Classification | |
---|---|
Type | Anti-Pattern |
Focus | Adoption |
People who have no prior experience of wikis tend to think an author owns a page and do not dare to change the content. Rather than that they write eMails or Comments or offer their input to the author over lunch or coffee.
You start hearing complaints from the early adopters, e.g. that wiki authoring is too much work - that it takes too much time to incorporate other people's input. Alternatively you hear complaints from the early majority that a wiki author is “unresponsive” to other's material or ideas, or that the material is “not accepted”. When you ask for a specific story or details, you get to hear about wiki-related feedback received or sent through non-wiki channels or through comment/talk pages.

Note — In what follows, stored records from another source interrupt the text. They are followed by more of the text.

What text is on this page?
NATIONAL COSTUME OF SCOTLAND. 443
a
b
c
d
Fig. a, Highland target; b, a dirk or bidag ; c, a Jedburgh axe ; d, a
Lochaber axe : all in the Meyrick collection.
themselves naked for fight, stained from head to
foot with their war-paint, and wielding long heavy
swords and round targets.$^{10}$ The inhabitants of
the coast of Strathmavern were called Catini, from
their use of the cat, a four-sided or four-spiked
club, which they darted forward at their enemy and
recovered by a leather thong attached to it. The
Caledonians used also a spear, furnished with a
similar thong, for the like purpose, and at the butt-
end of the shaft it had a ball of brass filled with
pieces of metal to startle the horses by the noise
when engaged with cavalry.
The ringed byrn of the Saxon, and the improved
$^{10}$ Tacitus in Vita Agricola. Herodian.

Ask anyone describing something that sounds like PageOwnership “did the person who suggested this appear constructive to you and did they offer to edit the page her/himself?” and “did the author react positively and suggest that (s)he go ahead and Be Bold?”. Be prepared to explain and/or confirm that wiki is non-territorial and that changing another person's text is fundamentally a Good Wiki Thing (TM?).
Every time influential individuals or a large or strongly interconnected group join the wiki, hold a hands-on training session, where everyone gets to edit real, valuable material authored by the trainer (who has to have solid self-confidence and not take any changes personally). Attempt to create as many problem situations as feasible during the training and help the learners create mental models for how they can solve/survive them.
The Champion creates a page, but no one in the project dares to correct the spelling mistakes, because it is seen as her or his own page.